Not that this makes mathematics any worse off than other fields. I’m pretty sure all fields these days require people to trust their colleagues.
Interesting. What about machine proof checking? Why don’t mathematicians publish all results in a formal notation (in addition to the human-oriented one) that allows all proofs to be checked, and entered into an Internet repository available to automated proof assistants?
For the same reason not all software is written in Coq/Agda/other proof systems: it would be incredibly expensive, slow, and demand very rare skills.
Insofar as I am an optimist about the scientific method, I put my trust in the existence of objective incontrovertible tests for different theories in the field. All humans tend to play politics with beliefs, so there will be consensuses and contrarians and cliques in every field. But in fields that agree on tests, those consensuses will correspond to the actual outcome of the tests; while in fields with no tests, politics will overwhelm any signal produced by armchair reasoning.

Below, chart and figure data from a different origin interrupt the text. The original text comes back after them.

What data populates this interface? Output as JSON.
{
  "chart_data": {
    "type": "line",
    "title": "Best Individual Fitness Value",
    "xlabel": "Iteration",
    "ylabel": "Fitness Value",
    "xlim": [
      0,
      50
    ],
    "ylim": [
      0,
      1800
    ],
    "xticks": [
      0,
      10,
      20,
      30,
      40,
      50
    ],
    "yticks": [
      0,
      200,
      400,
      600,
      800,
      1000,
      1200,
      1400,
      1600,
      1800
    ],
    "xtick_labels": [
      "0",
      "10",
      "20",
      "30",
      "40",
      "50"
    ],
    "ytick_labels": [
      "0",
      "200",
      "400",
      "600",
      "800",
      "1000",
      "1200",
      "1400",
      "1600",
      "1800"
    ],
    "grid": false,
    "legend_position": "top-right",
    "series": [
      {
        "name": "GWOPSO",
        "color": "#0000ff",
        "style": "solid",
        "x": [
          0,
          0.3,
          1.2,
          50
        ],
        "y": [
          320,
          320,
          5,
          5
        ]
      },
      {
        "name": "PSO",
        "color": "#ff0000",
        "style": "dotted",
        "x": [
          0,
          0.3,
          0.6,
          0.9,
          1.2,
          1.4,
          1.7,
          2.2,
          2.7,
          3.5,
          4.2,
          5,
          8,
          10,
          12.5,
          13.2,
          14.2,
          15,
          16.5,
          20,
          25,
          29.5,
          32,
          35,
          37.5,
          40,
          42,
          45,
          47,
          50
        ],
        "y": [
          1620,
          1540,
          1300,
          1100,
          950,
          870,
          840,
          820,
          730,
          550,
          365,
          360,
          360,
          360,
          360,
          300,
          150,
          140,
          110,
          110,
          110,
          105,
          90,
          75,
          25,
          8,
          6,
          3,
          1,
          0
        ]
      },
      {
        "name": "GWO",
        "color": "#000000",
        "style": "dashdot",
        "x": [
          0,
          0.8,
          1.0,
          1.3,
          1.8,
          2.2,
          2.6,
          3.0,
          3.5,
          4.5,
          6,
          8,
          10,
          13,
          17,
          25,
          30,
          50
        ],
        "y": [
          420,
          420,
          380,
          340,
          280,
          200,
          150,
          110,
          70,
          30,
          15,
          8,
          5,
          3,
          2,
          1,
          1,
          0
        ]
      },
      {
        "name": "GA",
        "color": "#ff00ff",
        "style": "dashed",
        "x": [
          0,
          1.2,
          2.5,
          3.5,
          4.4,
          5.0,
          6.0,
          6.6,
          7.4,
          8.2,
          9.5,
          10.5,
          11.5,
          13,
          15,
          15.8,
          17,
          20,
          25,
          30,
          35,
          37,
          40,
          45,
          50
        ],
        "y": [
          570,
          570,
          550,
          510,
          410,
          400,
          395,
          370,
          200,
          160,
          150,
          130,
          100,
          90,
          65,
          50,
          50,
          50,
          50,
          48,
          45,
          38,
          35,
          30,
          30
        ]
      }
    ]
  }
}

Mathematicians have excellent tests for the correctness of a proof, so they rarely disagree for long. Physicists have good empirical predictions, so they only disagree about some things.
Linguists might agree on a test, but most of the time that test is not doable in practice, so they can’t really know if there are biological universals of language; and so they keep on disagreeing about theories more (I predict) than they disagree about any actually observable fact.
And philosophers, by definition, mostly work on things that have no empirical tests, at least not actually executable ones. So they are used to disagreeing, and also to sometimes agreeing (coming to consensus), without actual objective proof of the thing they agree on. And that’s why I expect that “how many philosophers believe X” is a poor tests for “is X true”, more so than for mathematicians or physicists or even linguists.
Seemingly longstanding disagreements in quantitative fields exist, see e.g.:
http://andrewgelman.com/2009/07/05/disputes_about/
edit : this disagreement is about an actual meaningful question with an answer, not things like B vs F (which are arguments about taste, as far as I can tell).
How does that dispute stand today? Is it still running, have the parties reached agreement, or are they not talking to each other?
I will see what I can find out. My guess is there was no resolution.
I’m not a mathematician, but my impression impression is that this has gotten less true, as the typical proof published in mathematics journals has gotten more convoluted and harder to check. Mathematicians are now often forced to rely on trusting their colleagues to know whether a proof is correct or not. See here.
Not that this makes mathematics any worse off than other fields. I’m pretty sure all fields these days require people to trust their colleagues.
Interesting. What about machine proof checking? Why don’t mathematicians publish all results in a formal notation (in addition to the human-oriented one) that allows all proofs to be checked, and entered into an Internet repository available to automated proof assistants?
For the same reason not all software is written in Coq/Agda/other proof systems: it would be incredibly expensive, slow, and demand very rare skills.
Because it takes a lot of extra time and work to formalize a proof to the level where it can be automatically checked.